Calculating the life expectancy of bearings is an important step in any design.
Selecting the correct bearing will be determined by its life calculation. It’s not just a matter of selecting the right bearing, but also understanding how long it will be in service. Calculating bearing life enables engineers to predict its useful life. Engineers can be confident that the bearings selected will remain in service providing the optimal performance.
Rating life of bearings calculations
Bearings are crucial components in machinery and equipment that require rotational motion. Bearings are incorporated into rotating parts to reduce friction. The expected life of a bearing under particular operating circumstances can be determined by doing life calculations.
The basic principle of bearing life calculations is to conclude that 90% of the bearings will meet or exceed the calculated life while 10 % may not.
The bearing life formula is expressed mathematically as follows.
L10 = (C/P)^p x 10^6
- L10 is the calculated bearing life in hours;
- C is the dynamic load capacity of the bearing in Newtons;
- P is the applied load on the bearing in Newtons;
- p is the exponent of the bearing life formula, which is typically 3 for ball bearings and 10/3 for roller bearings.
To use this formula, the dynamic load capacity and applied load on the bearing must be known. Once these values are determined, they can be used in the bearing life formula to calculate the expected life of the bearing. It is important to note that this formula provides an estimate of the bearing life, and other factors such as lubrication, contamination, and operating temperature can affect the actual life of the bearing.
Effective service life
The operating conditions, loads , speeds, and lubrication and bearing precision affect the effective service life of a bearing.
In general, a bearing’s useful service life is the amount of time during which it can continue to function properly without suffering excessive wear or damage. The number of hours of operation, rotations, or cycles that a bearing operates is used to express the bearing’s effective service life.
One way to estimate the effective service life of a bearing is to use the basic rating life calculation taking into account the load and speeds present. The basic rating life is the number of revolutions or operating hours that a group of identical bearings can last before failure. A failed bearing is evident when material fatigue occurs on one or both of the rings or rolling elements .
Regular maintenance and proper lubrication can help to extend the effective service life of a bearing and prevent premature failure.
Bearing life is a key factor to consider when selecting the right bearing for an application. Depending upon the application, the bearing may be exposed to different loads, temperatures, and speeds. This means that different bearings will provide different levels of life expectancy. It is important to consider the expected life of a bearing before making a selection to ensure it will meet the requirements of the application.
Speed factor calculating
The speed factor is an important consideration when calculating the expected life of a bearing. The speed factor is a function of the bearing’s operating speed.

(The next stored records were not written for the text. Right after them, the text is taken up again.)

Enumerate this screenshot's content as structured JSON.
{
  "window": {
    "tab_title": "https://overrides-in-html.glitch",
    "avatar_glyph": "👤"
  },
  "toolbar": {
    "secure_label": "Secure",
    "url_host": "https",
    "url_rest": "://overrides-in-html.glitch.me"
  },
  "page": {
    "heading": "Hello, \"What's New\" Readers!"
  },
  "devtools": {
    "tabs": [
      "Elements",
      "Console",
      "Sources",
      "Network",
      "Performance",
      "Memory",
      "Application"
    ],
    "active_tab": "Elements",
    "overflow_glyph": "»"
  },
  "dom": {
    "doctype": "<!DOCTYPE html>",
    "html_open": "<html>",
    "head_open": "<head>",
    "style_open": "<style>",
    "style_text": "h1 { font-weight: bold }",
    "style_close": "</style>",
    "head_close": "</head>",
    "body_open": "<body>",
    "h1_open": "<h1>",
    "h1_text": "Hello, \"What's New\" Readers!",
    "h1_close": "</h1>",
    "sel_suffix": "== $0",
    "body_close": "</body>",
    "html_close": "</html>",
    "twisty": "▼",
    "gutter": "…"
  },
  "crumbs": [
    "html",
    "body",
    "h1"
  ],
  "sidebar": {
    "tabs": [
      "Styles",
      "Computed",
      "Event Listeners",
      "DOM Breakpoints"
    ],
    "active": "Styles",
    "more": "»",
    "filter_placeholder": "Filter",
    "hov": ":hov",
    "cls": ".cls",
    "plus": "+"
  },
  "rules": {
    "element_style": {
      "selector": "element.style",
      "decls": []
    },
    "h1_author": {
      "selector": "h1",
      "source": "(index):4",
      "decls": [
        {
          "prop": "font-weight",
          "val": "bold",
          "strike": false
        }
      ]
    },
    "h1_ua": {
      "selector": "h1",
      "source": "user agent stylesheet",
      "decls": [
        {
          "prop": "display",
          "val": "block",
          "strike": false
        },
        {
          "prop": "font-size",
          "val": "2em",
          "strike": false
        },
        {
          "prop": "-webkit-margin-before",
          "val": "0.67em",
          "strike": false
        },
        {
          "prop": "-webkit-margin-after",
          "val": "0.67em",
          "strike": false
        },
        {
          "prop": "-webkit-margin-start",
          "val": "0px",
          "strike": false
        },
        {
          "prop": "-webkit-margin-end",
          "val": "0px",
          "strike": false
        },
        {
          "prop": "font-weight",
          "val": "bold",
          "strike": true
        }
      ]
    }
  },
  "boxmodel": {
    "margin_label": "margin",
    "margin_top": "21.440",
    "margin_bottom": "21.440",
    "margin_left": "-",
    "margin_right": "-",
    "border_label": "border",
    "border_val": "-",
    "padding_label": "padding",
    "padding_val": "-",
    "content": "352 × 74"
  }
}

The basic dynamic load rating (C) of a bearing is the load that a bearing can theoretically last for one million revolutions without experiencing fatigue failure. This rating is determined by the size and design of the bearing and is provided by the bearing manufacturer.
The speed factor (n x dm) is the product of the bearing’s operating speed (n) and the mean diameter of the bearing (dm). The mean diameter is calculated as the average of the bearing’s inner and outer diameters. The speed factor is expressed in units of mm/min.
The speed factor is used to calculate the bearing’s equivalent dynamic load rating (P). The equivalent dynamic load rating is the load that a bearing can theoretically withstand for a million revolutions at the given operating speed. The equivalent dynamic load rating is calculated using the following equation:
P = XFr + YFa
Where X and Y are coefficients that depend on the bearing type and size, Fr is the radial load, and Fa is the axial load. The equivalent dynamic load rating is then compared to the basic dynamic load rating to determine the expected life of the bearing.
Required service life
Generally speaking, the service life of a bearing can be defined as the number of revolutions or hours of operation that a bearing can perform before it requires replacement or maintenance.
Further definition of the factors for calculating life are as follows:
- Load. The load capacity of the bearing must be sufficient for the application. The higher the load, the shorter the service life of the bearing.
- Speed. The speed at which the bearing will operate also affects its service life. The higher the speed, the shorter the service life of the bearing.
- Lubrication. Proper lubrication is essential for maximizing the service life of bearings. Insufficient or incorrect lubrication can significantly reduce the service life of a bearing.
- Operating conditions. Operating conditions, such as temperature, humidity, and exposure to contaminants, will impact the service life of bearings.
- Maintenance. Regular maintenance, including inspections and re-lubrication, can help extend the service life of bearings.
Scale of bearing life
The scale of bearing life refers to the expected duration of time that a bearing can operate effectively before it needs to be replaced due to wear or failure. Bearing life is typically measured in terms of the number of revolutions or hours of operation before the bearing fails.
The industry standard for measuring bearing life is the L10 life, which is defined as the number of revolutions or hours of operation that 90% of a large population of bearings will complete before failure, assuming they are all operating under the same conditions. This means that 10% of the bearings in the population may fail earlier than the L10 life, while 90% will last as long or longer.
L10 life is a useful guideline for estimating the expected life of a bearing, but actual results may vary.